Las focas curiosas de Fisherman's Wharf
Exuberantes jardines, refinados tés y fiestas 'potlach'. Días tranquilos en la villa de Victoria, en el extremo occidental de Canadá, donde conviven la pompa británica y las tradiciones de los 'kwakiutl'
Victoria tiene nombre de reina inglesa, con toda su pompa y circunstancia, pero al mismo tiempo es una ciudad risueña, llena de flores y de hidroaviones que elevan sus panzas con alegría. Vuelan a parajes que si no son vírgenes, poco les falta y, además, a poca distancia de una urbe plantada como una joya de la vieja corona en el estrecho Juan de Fuca, el que traza la frontera marina entre Canadá y Estados Unidos.
El palmarés de Victoria no acaba ahí.
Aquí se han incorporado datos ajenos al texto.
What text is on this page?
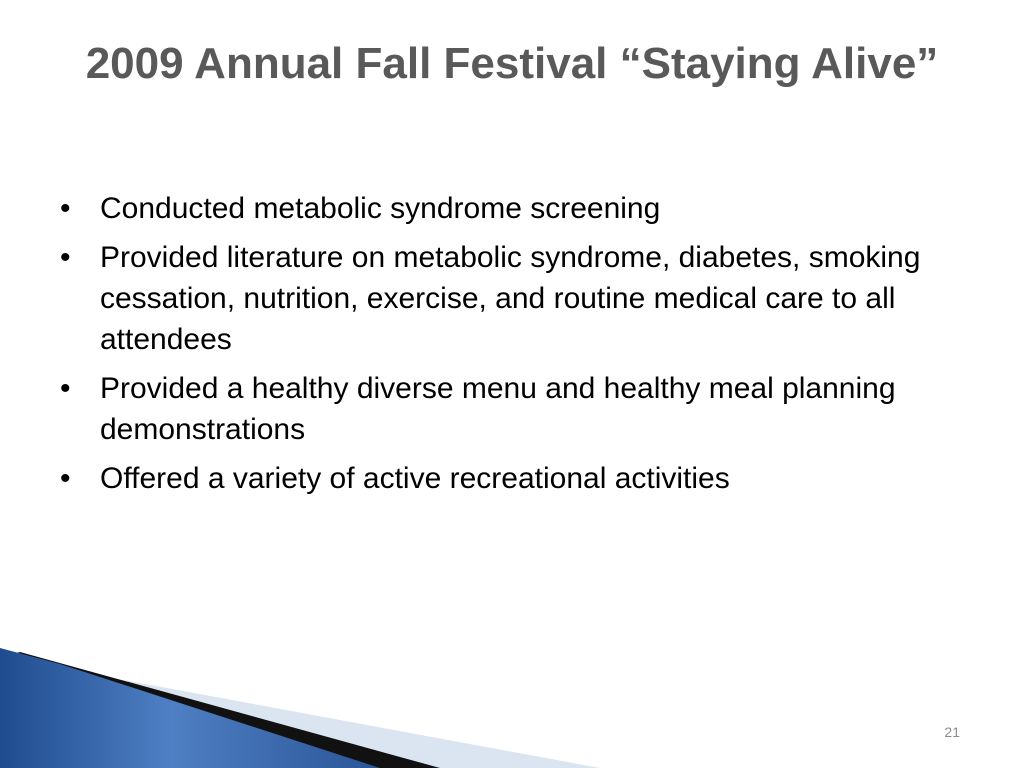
2009 Annual Fall Festival “Staying Alive”
• Conducted metabolic syndrome screening
• Provided literature on metabolic syndrome, diabetes, smoking cessation, nutrition, exercise, and routine medical care to all attendees
• Provided a healthy diverse menu and healthy meal planning demonstrations
• Offered a variety of active recreational activities
21
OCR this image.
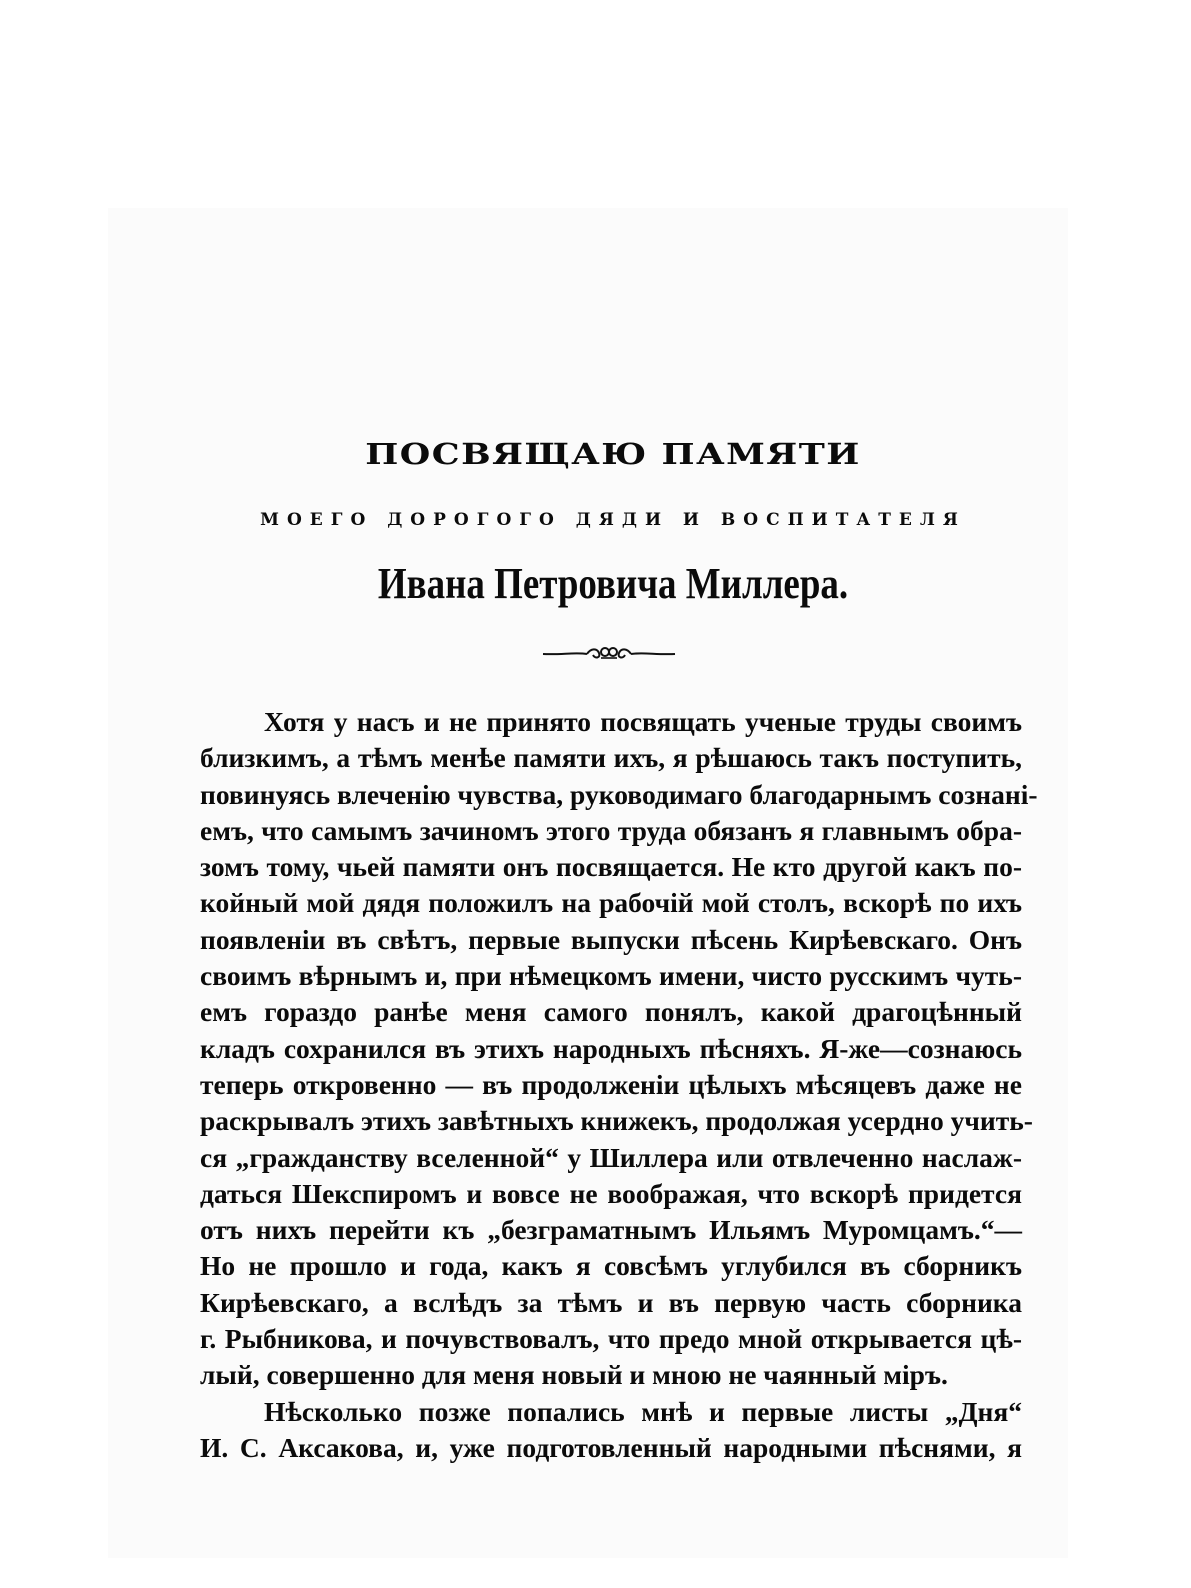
ПОСВЯЩАЮ ПАМЯТИ
МОЕГО ДОРОГОГО ДЯДИ И ВОСПИТАТЕЛЯ
Ивана Петровича Миллера.
Хотя у насъ и не принято посвящать ученые труды своимъ
близкимъ, а тѣмъ менѣе памяти ихъ, я рѣшаюсь такъ поступить,
повинуясь влеченію чувства, руководимаго благодарнымъ сознані-
емъ, что самымъ зачиномъ этого труда обязанъ я главнымъ обра-
зомъ тому, чьей памяти онъ посвящается. Не кто другой какъ по-
койный мой дядя положилъ на рабочій мой столъ, вскорѣ по ихъ
появленіи въ свѣтъ, первые выпуски пѣсень Кирѣевскаго. Онъ
своимъ вѣрнымъ и, при нѣмецкомъ имени, чисто русскимъ чуть-
емъ гораздо ранѣе меня самого понялъ, какой драгоцѣнный
кладъ сохранился въ этихъ народныхъ пѣсняхъ. Я-же—сознаюсь
теперь откровенно — въ продолженіи цѣлыхъ мѣсяцевъ даже не
раскрывалъ этихъ завѣтныхъ книжекъ, продолжая усердно учить-
ся „гражданству вселенной“ у Шиллера или отвлеченно наслаж-
даться Шекспиромъ и вовсе не воображая, что вскорѣ придется
отъ нихъ перейти къ „безграматнымъ Ильямъ Муромцамъ.“—
Но не прошло и года, какъ я совсѣмъ углубился въ сборникъ
Кирѣевскаго, а вслѣдъ за тѣмъ и въ первую часть сборника
г. Рыбникова, и почувствовалъ, что предо мной открывается цѣ-
лый, совершенно для меня новый и мною не чаянный міръ.
Нѣсколько позже попались мнѣ и первые листы „Дня“
И. С. Аксакова, и, уже подготовленный народными пѣснями, я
Es capital de la isla de Vancouver y de la Columbia Británica, una provincia canadiense que tiene casi dos veces la superficie de España y que está repleta de bosques, osos y salmones. Se presta para evocar una londoniana "llamada de lo salvaje". Siempre con el contrapunto de la villa de Victoria y su microclima, que da la vuelta al cliché nevado y lobuno que suele acreditarse a Canadá.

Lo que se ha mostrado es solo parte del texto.